In her book, Pilates on the Ball, (Healing Arts Press, 2001), Craig describes the feelings she experienced upon returning to exercise after her self-imposed moratorium. "The first emotion was denial - I don't need this; I have managed for years without structured exercise. Then there was deep releasing of regret, and grief I could have lived so long without something that felt so soothing. . . . It was time to shift priorities, and to make room for those changes."

If a little voice keeps telling you it's time to get serious about a regular exercise program, check with your doctor and then start looking for something that resonates with you. Dancing, biking, walking, using an exercise ball, yoga, skating - the list is endless. Says Craig, "The success of any exercise approach relies on the responsibility of the participant, the doer, and how he or she connects to that method mentally, emotionally, and physically."

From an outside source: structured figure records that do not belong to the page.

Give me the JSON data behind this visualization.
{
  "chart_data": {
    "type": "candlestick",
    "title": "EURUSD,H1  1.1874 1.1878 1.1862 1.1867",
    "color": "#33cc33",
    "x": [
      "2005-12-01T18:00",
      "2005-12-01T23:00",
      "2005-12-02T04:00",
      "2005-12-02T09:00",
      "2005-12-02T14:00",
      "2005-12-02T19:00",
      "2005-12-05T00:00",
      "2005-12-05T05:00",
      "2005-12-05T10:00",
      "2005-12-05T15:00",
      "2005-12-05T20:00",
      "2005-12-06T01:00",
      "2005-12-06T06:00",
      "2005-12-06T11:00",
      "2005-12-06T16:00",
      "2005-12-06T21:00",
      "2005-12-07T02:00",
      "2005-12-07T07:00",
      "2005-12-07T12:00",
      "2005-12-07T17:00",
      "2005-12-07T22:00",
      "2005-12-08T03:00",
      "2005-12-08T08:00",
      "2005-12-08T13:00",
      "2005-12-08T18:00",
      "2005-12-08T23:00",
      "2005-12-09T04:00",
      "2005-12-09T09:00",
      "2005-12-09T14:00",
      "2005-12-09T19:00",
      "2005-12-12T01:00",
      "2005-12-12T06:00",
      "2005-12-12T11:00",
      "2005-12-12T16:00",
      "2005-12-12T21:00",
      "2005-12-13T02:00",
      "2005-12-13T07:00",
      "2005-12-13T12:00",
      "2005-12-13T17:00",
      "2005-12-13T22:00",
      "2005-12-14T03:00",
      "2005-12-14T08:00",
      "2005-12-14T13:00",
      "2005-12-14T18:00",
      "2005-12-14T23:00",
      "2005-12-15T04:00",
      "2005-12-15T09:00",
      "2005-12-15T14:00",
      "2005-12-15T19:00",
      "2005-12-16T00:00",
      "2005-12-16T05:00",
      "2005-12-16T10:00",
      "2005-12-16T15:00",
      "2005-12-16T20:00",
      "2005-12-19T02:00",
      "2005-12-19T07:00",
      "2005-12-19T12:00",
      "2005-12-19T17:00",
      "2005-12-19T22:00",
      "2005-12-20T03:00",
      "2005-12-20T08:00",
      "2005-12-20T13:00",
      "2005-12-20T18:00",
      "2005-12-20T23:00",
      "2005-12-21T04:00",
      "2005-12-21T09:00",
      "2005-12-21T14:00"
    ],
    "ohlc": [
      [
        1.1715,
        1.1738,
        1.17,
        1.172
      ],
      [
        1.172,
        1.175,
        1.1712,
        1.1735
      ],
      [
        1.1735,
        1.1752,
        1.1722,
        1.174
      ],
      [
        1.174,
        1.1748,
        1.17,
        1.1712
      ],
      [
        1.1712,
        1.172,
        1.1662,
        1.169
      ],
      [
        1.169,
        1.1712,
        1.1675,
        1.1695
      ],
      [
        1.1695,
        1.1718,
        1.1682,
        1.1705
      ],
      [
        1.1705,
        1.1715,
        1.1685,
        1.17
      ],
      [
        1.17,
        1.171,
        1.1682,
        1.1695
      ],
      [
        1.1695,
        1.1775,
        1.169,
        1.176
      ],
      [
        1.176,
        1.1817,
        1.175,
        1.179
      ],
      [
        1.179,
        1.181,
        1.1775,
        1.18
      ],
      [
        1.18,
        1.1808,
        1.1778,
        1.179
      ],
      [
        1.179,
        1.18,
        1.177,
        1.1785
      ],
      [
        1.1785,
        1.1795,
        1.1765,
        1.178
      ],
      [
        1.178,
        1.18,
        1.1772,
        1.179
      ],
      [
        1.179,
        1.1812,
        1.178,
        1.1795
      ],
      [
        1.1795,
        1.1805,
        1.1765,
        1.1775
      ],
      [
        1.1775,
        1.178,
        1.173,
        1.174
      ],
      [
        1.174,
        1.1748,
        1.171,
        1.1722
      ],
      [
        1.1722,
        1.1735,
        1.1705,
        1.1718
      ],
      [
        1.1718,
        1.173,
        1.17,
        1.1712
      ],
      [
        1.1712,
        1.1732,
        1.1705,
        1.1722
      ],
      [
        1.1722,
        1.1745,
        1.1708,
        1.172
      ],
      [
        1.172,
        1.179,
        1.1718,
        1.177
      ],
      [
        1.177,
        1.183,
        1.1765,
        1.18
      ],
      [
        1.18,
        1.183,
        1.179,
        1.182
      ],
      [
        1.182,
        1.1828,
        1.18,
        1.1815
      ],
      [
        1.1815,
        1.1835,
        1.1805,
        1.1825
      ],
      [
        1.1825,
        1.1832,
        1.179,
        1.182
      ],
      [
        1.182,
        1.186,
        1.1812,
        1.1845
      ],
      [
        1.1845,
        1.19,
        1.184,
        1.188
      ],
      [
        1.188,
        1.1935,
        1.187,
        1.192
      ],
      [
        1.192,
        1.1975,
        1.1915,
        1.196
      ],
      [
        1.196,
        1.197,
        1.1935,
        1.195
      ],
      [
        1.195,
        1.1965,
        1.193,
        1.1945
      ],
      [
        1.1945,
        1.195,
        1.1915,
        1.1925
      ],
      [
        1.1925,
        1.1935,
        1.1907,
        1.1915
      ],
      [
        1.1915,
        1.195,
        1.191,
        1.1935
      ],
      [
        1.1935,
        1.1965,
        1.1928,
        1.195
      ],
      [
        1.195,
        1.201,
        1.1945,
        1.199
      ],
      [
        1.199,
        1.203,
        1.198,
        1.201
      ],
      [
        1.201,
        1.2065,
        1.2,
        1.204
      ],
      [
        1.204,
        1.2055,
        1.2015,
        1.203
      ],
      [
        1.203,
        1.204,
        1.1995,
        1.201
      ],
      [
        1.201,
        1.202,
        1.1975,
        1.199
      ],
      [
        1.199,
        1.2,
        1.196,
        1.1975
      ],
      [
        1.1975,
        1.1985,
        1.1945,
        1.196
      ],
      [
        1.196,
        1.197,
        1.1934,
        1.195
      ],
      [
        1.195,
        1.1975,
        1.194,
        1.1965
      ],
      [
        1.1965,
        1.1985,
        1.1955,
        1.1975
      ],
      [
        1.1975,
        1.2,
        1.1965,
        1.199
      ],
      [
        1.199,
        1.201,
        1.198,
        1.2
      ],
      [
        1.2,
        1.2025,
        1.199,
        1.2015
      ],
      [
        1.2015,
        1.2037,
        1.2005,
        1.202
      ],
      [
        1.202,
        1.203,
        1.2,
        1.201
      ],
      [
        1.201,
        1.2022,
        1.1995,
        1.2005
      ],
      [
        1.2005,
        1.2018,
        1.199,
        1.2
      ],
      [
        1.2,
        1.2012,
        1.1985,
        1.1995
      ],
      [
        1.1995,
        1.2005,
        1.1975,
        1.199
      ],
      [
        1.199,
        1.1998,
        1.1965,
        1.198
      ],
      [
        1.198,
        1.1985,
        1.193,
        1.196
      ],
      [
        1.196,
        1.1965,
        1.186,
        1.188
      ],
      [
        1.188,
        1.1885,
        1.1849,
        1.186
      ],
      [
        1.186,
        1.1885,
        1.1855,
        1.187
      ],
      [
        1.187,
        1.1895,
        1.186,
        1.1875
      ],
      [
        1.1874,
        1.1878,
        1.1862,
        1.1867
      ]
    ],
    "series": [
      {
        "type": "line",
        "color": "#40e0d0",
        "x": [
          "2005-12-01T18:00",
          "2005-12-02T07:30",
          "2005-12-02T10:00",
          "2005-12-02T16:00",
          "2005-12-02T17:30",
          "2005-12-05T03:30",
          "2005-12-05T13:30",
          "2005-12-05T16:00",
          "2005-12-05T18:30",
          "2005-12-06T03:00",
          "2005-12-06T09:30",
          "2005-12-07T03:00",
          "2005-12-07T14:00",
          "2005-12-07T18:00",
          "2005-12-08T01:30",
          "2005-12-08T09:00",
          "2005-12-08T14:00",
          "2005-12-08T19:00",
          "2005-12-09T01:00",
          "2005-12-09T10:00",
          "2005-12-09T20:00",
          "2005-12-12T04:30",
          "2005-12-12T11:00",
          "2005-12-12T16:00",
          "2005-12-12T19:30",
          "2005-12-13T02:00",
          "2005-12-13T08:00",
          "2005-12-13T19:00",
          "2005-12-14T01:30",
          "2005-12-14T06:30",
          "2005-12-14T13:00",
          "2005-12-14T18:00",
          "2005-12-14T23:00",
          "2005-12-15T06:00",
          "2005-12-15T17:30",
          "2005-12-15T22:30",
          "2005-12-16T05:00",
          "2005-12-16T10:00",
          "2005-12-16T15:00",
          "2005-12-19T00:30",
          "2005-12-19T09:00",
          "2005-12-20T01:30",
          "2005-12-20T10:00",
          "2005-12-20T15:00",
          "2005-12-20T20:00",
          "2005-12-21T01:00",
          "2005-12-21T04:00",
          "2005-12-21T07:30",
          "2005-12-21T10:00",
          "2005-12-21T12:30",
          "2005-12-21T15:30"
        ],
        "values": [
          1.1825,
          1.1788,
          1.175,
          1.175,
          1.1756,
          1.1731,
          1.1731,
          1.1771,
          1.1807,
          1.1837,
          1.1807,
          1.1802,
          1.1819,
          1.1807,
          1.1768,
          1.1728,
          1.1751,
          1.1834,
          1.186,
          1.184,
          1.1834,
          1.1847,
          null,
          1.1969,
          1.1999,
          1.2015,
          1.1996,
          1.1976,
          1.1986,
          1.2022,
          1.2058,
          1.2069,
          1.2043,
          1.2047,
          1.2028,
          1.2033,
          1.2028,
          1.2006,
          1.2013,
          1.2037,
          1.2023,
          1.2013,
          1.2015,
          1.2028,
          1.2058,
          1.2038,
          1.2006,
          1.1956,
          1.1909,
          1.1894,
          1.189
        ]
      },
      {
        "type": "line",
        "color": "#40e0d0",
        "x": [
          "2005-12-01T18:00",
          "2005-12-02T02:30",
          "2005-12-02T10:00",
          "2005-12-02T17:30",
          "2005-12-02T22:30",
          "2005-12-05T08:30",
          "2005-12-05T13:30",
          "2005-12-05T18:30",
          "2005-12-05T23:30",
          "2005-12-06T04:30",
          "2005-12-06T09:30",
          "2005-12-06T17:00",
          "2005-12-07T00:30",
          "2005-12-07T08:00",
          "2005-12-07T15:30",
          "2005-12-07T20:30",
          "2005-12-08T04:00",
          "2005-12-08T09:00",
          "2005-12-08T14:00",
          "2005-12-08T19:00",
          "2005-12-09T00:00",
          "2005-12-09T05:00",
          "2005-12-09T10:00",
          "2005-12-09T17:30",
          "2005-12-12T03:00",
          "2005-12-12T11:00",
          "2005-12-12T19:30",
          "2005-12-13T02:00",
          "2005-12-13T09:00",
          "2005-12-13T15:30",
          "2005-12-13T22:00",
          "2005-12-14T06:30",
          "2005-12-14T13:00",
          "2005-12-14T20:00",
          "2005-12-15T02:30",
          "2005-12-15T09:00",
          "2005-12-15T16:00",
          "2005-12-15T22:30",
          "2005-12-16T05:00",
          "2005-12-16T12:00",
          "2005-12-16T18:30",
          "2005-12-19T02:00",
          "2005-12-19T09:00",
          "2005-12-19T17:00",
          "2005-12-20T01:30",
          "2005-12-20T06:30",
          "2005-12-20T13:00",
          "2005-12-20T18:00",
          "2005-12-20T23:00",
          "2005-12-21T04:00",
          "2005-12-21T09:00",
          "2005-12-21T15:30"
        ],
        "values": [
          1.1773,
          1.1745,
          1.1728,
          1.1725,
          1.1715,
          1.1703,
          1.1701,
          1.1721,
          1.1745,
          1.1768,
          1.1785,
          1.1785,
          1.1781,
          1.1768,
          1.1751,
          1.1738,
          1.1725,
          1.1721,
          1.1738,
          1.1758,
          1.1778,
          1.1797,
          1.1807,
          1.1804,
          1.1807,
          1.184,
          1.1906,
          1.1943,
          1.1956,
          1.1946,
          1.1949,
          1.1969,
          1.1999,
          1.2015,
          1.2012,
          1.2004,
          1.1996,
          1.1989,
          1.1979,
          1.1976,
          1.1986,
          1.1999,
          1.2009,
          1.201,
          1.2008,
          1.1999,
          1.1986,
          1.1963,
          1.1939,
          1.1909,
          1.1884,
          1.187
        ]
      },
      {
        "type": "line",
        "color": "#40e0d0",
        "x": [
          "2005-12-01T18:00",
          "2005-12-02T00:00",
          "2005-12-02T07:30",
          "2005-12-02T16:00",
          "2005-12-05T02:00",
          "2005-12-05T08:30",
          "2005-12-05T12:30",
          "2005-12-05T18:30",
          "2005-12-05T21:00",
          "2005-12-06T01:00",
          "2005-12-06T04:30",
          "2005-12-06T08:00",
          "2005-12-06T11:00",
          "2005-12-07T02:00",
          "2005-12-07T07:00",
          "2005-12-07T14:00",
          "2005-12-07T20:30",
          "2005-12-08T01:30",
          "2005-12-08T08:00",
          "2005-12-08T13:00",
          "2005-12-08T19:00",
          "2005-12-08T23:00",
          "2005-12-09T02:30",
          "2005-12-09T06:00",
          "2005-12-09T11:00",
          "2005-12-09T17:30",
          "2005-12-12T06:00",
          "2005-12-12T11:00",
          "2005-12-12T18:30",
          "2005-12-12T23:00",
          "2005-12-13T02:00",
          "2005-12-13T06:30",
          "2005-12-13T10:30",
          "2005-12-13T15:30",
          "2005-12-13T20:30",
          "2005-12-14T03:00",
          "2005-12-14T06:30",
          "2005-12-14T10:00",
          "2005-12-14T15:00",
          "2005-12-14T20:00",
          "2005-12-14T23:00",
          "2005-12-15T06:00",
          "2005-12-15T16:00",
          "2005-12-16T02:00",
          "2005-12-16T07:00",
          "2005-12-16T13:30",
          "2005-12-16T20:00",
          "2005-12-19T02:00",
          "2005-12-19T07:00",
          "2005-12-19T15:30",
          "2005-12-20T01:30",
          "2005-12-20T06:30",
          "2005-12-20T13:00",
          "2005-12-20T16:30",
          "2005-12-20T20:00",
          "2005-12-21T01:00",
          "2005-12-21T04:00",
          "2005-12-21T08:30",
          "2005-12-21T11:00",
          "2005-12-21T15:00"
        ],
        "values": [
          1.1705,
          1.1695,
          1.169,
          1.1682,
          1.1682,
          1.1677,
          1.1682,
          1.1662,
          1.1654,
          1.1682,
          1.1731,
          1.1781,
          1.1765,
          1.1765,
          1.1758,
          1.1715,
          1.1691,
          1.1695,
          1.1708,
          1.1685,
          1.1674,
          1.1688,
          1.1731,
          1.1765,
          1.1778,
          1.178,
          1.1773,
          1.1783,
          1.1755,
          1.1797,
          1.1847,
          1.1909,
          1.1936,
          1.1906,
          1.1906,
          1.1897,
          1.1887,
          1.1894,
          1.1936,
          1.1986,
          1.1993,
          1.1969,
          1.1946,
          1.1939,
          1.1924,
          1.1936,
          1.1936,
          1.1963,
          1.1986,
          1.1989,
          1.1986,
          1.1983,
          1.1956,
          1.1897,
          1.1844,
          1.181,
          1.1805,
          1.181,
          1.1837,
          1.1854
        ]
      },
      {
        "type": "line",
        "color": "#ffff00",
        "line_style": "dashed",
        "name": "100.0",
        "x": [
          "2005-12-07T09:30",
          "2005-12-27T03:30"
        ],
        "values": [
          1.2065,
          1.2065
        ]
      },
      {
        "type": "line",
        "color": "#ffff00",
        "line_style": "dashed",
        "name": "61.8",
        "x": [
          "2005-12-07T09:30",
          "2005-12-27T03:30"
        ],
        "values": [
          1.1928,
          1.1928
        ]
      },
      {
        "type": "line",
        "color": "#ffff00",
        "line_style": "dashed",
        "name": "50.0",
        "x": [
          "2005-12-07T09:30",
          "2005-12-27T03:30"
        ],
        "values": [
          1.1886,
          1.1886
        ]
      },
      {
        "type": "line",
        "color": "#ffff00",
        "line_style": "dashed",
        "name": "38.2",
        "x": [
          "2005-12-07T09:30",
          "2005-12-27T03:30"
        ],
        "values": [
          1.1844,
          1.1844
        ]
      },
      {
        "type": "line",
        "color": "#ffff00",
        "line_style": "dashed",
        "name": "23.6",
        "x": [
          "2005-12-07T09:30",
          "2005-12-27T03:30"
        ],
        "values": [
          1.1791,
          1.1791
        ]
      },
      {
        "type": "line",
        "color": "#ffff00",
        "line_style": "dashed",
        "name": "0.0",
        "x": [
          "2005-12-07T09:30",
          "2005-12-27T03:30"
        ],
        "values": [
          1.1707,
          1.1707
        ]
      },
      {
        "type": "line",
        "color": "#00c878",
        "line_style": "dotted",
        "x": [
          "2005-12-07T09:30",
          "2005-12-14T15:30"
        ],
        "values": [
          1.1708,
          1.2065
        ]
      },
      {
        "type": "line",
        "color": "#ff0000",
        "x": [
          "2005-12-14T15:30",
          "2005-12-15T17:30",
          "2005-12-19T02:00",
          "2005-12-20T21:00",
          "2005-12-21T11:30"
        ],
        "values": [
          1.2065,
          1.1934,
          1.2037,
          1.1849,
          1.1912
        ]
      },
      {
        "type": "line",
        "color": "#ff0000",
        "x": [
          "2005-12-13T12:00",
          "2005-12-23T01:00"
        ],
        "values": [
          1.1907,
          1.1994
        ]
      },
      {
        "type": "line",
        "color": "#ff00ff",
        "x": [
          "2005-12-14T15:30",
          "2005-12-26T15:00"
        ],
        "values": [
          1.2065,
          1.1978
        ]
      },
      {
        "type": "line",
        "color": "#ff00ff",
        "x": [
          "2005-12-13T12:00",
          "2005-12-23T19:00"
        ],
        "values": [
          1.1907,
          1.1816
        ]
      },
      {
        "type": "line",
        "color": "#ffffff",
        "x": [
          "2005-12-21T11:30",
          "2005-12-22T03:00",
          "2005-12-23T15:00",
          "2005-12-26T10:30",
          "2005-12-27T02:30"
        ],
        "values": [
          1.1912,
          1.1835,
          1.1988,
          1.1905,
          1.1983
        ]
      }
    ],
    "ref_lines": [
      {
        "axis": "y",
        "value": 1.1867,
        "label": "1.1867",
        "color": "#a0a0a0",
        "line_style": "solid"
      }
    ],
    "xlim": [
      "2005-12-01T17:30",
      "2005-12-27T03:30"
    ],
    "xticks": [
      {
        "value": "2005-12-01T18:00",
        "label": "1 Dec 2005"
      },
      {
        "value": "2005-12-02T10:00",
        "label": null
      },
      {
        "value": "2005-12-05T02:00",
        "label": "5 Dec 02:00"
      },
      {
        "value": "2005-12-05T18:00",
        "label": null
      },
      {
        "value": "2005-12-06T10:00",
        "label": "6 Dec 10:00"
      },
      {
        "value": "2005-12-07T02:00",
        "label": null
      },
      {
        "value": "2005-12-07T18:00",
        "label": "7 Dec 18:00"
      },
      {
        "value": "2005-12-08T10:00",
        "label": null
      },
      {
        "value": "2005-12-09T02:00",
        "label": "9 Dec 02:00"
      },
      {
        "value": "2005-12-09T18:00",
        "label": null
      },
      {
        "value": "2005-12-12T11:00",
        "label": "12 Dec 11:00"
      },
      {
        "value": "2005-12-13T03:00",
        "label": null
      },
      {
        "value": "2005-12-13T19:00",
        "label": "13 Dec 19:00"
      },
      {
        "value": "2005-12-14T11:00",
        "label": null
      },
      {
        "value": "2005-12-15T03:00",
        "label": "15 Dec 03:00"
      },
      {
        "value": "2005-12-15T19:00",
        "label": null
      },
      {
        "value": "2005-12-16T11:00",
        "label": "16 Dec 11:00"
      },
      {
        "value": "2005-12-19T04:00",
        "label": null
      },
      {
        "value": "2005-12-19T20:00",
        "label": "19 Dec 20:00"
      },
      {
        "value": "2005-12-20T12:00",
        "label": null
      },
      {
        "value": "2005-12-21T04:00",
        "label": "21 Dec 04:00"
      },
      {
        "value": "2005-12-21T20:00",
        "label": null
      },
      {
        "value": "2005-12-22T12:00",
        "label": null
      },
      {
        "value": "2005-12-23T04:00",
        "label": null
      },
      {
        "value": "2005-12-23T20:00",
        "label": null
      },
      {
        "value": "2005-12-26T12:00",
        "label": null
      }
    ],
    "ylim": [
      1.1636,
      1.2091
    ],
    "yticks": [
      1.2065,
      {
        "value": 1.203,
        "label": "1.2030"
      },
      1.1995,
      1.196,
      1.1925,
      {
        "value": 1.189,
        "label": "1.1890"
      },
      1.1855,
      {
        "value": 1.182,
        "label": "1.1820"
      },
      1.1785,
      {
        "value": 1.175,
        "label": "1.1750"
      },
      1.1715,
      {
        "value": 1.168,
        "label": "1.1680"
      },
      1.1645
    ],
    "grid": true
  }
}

Pilates, which has taken America by storm in recent years, is a program of mental and physical conditioning developed by German-born Joseph Pilates during the First World War while he was interned in English camps. In the 1920s he brought his method to New York where ballet dancers embraced it. The method focuses on concentration, control, centering, breathing, postural alignment, flow, precision, stamina, and relaxation. The benefits include building strength from within to create elasticity and flexibility, a stronger back and abdominals, and improved posture.

Pilates is a good choice for busy lawyers who have lots of things on their minds that they would like to forget about, if only temporarily. Because it does not include endless, boring repetitions, but instead is mentally challenging and requires great focus and concentration, it's a sure-fire way to clear one's head while refreshing the body. And results are almost immediate - you will leave your first session feeling taller and stronger.

Observes Craig, "Many of my students come to my classes seeking physical conditioning, but what they also receive is mental conditioning - a way to get in touch with their inner strength and inner calm and to balance the chaos of their lives with sanity." Not even a lawyer can argue with that!